Both groups presented reduced visuospatial performances, as assessed by QSPT scores. DLB compared to AD showed a statistically significant difference in QSPT rotation parameter (p = 0.022). In DLB, worse performance at QSPT total score, i.e. more severe visuospatial impairment, correlated with brain occipital hypometabolism (i.e. lateral occipital cortex, calcarine cortex, fusiform and lingual gyri). In AD, worse performance at QSPT total score correlated with brain hypometabolism in the right parietal cortex (i.e. superior and inferior parietal cortex and angular gyrus).
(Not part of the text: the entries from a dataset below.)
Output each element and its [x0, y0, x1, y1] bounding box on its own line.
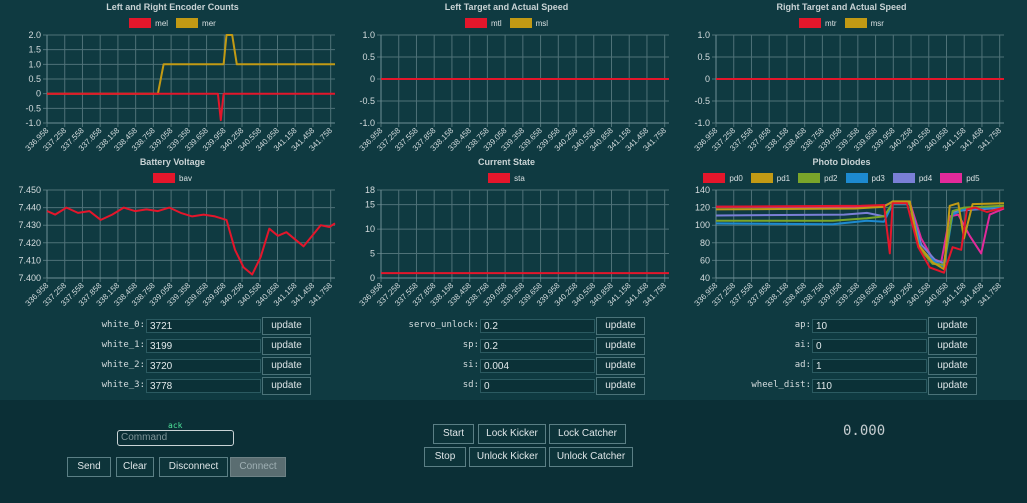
- param-input[interactable]: 0: [812, 339, 927, 353]
- param-input[interactable]: 0.004: [480, 359, 595, 373]
- command-input[interactable]: Command: [117, 430, 234, 446]
- update-button[interactable]: update: [596, 337, 645, 355]
- disconnect-button[interactable]: Disconnect: [159, 457, 228, 477]
- param-input[interactable]: 3199: [146, 339, 261, 353]
- param-label: sd:: [462, 380, 479, 390]
- control-panel: ack Command Send Clear Disconnect Connec…: [0, 400, 1027, 503]
- y-tick-label: 0: [705, 74, 710, 84]
- y-tick-label: 18: [365, 185, 375, 195]
- charts-panel: Left and Right Encoder Counts mel mer 2.0 1.…: [0, 0, 1027, 400]
- y-tick-label: 0: [36, 89, 41, 99]
- unlock-catcher-button[interactable]: Unlock Catcher: [549, 447, 633, 467]
- param-label: ap:: [794, 320, 811, 330]
- battery-chart: Battery Voltage bav 7.450 7.440 7.430 7.420 7.…: [0, 155, 345, 315]
- y-tick-label: 1.5: [28, 45, 41, 55]
- y-tick-label: 100: [695, 220, 710, 230]
- y-tick-label: 2.0: [28, 30, 41, 40]
- y-tick-label: 40: [700, 273, 710, 283]
- chart-plot: 7.4507.4407.4307.4207.4107.400336.958337…: [18, 185, 336, 308]
- chart-plot: 18151050336.958337.258337.558337.858338.…: [358, 185, 669, 308]
- update-button[interactable]: update: [928, 357, 977, 375]
- y-tick-label: -1.0: [25, 118, 41, 128]
- y-tick-label: -1.0: [694, 118, 710, 128]
- y-tick-label: 7.420: [18, 238, 41, 248]
- update-button[interactable]: update: [262, 337, 311, 355]
- update-button[interactable]: update: [928, 337, 977, 355]
- param-label: ad:: [794, 360, 811, 370]
- y-tick-label: 1.0: [697, 30, 710, 40]
- value-display: 0.000: [843, 423, 886, 439]
- y-tick-label: 0: [370, 74, 375, 84]
- chart-plot: 2.01.51.00.50-0.5-1.0336.958337.258337.5…: [24, 30, 335, 153]
- unlock-kicker-button[interactable]: Unlock Kicker: [469, 447, 546, 467]
- y-tick-label: -0.5: [359, 96, 375, 106]
- param-input[interactable]: 10: [812, 319, 927, 333]
- y-tick-label: 1.0: [28, 59, 41, 69]
- stop-button[interactable]: Stop: [424, 447, 466, 467]
- param-input[interactable]: 0.2: [480, 339, 595, 353]
- y-tick-label: 0.5: [362, 52, 375, 62]
- left-speed-chart: Left Target and Actual Speed mtl msl 1.0 0.5…: [334, 0, 679, 160]
- connect-button[interactable]: Connect: [230, 457, 286, 477]
- y-tick-label: 7.430: [18, 220, 41, 230]
- update-button[interactable]: update: [596, 357, 645, 375]
- y-tick-label: 7.440: [18, 203, 41, 213]
- chart-plot: 1.00.50-0.5-1.0336.958337.258337.558337.…: [693, 30, 1004, 153]
- update-button[interactable]: update: [596, 377, 645, 395]
- param-label: ai:: [794, 340, 811, 350]
- y-tick-label: 15: [365, 200, 375, 210]
- y-tick-label: 0.5: [697, 52, 710, 62]
- y-tick-label: 10: [365, 224, 375, 234]
- y-tick-label: 7.410: [18, 255, 41, 265]
- right-speed-chart: Right Target and Actual Speed mtr msr 1.0 0.…: [669, 0, 1014, 160]
- param-label: white_0:: [101, 320, 145, 330]
- param-input[interactable]: 3721: [146, 319, 261, 333]
- y-tick-label: 1.0: [362, 30, 375, 40]
- series-line-bav: [46, 206, 336, 276]
- y-tick-label: -0.5: [694, 96, 710, 106]
- update-button[interactable]: update: [596, 317, 645, 335]
- start-button[interactable]: Start: [433, 424, 474, 444]
- send-button[interactable]: Send: [67, 457, 111, 477]
- param-input[interactable]: 0.2: [480, 319, 595, 333]
- clear-button[interactable]: Clear: [116, 457, 154, 477]
- y-tick-label: 0: [370, 273, 375, 283]
- chart-plot: 140120100806040336.958337.258337.558337.…: [693, 185, 1005, 308]
- y-tick-label: 140: [695, 185, 710, 195]
- chart-plot: 1.00.50-0.5-1.0336.958337.258337.558337.…: [358, 30, 669, 153]
- y-tick-label: 0.5: [28, 74, 41, 84]
- param-input[interactable]: 3778: [146, 379, 261, 393]
- series-line-mel: [47, 92, 335, 122]
- param-input[interactable]: 110: [812, 379, 927, 393]
- state-chart: Current State sta 18 15 10 5 0 336.958 337.258 33…: [334, 155, 679, 315]
- y-tick-label: 5: [370, 249, 375, 259]
- param-label: white_3:: [101, 380, 145, 390]
- update-button[interactable]: update: [262, 357, 311, 375]
- param-input[interactable]: 1: [812, 359, 927, 373]
- update-button[interactable]: update: [928, 377, 977, 395]
- photodiode-chart: Photo Diodes pd0 pd1 pd2 pd3 pd4 pd5 140 120 100 8…: [669, 155, 1014, 315]
- param-input[interactable]: 3720: [146, 359, 261, 373]
- update-button[interactable]: update: [262, 377, 311, 395]
- param-label: white_1:: [101, 340, 145, 350]
- lock-catcher-button[interactable]: Lock Catcher: [549, 424, 626, 444]
- param-label: si:: [462, 360, 479, 370]
- lock-kicker-button[interactable]: Lock Kicker: [478, 424, 546, 444]
- y-tick-label: -0.5: [25, 103, 41, 113]
- encoder-chart: Left and Right Encoder Counts mel mer 2.0 1.…: [0, 0, 345, 160]
- update-button[interactable]: update: [928, 317, 977, 335]
- y-tick-label: -1.0: [359, 118, 375, 128]
- y-tick-label: 80: [700, 238, 710, 248]
- y-tick-label: 60: [700, 255, 710, 265]
- param-label: servo_unlock:: [408, 320, 479, 330]
- param-label: sp:: [462, 340, 479, 350]
- y-tick-label: 120: [695, 203, 710, 213]
- ack-label: ack: [168, 421, 183, 430]
- param-input[interactable]: 0: [480, 379, 595, 393]
- y-tick-label: 7.450: [18, 185, 41, 195]
- param-label: wheel_dist:: [751, 380, 811, 390]
- update-button[interactable]: update: [262, 317, 311, 335]
- y-tick-label: 7.400: [18, 273, 41, 283]
- param-label: white_2:: [101, 360, 145, 370]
These findings reveal that visuospatial deficits may derive from distinct brain alterations in AD and DLB. We propose that the inabilities to perform correctly the QSPT task is related to altered visuoperceptual process in DLB, and visuospatial process in AD. This is consistent with our results showing hypometabolism in brain system related to visuoperceptual processing, namely the occipital cortex in DLB, and visuospatial processing, namely parietal cortex in AD.
•Qualitative Scoring Pentagon Test is useful for visuospatial deficits assessment.•Visuospatial deficits commonly occur in both Lewy body and Alzheimer's dementia.•Visuospatial deficits correlate with occipital hypometabolism in Lewy body dementia.•Visuospatial deficits correlate with parietal hypometabolism in Alzheimer's dementia.•Different neurocircuits underlie visuospatial deficits in the two conditions.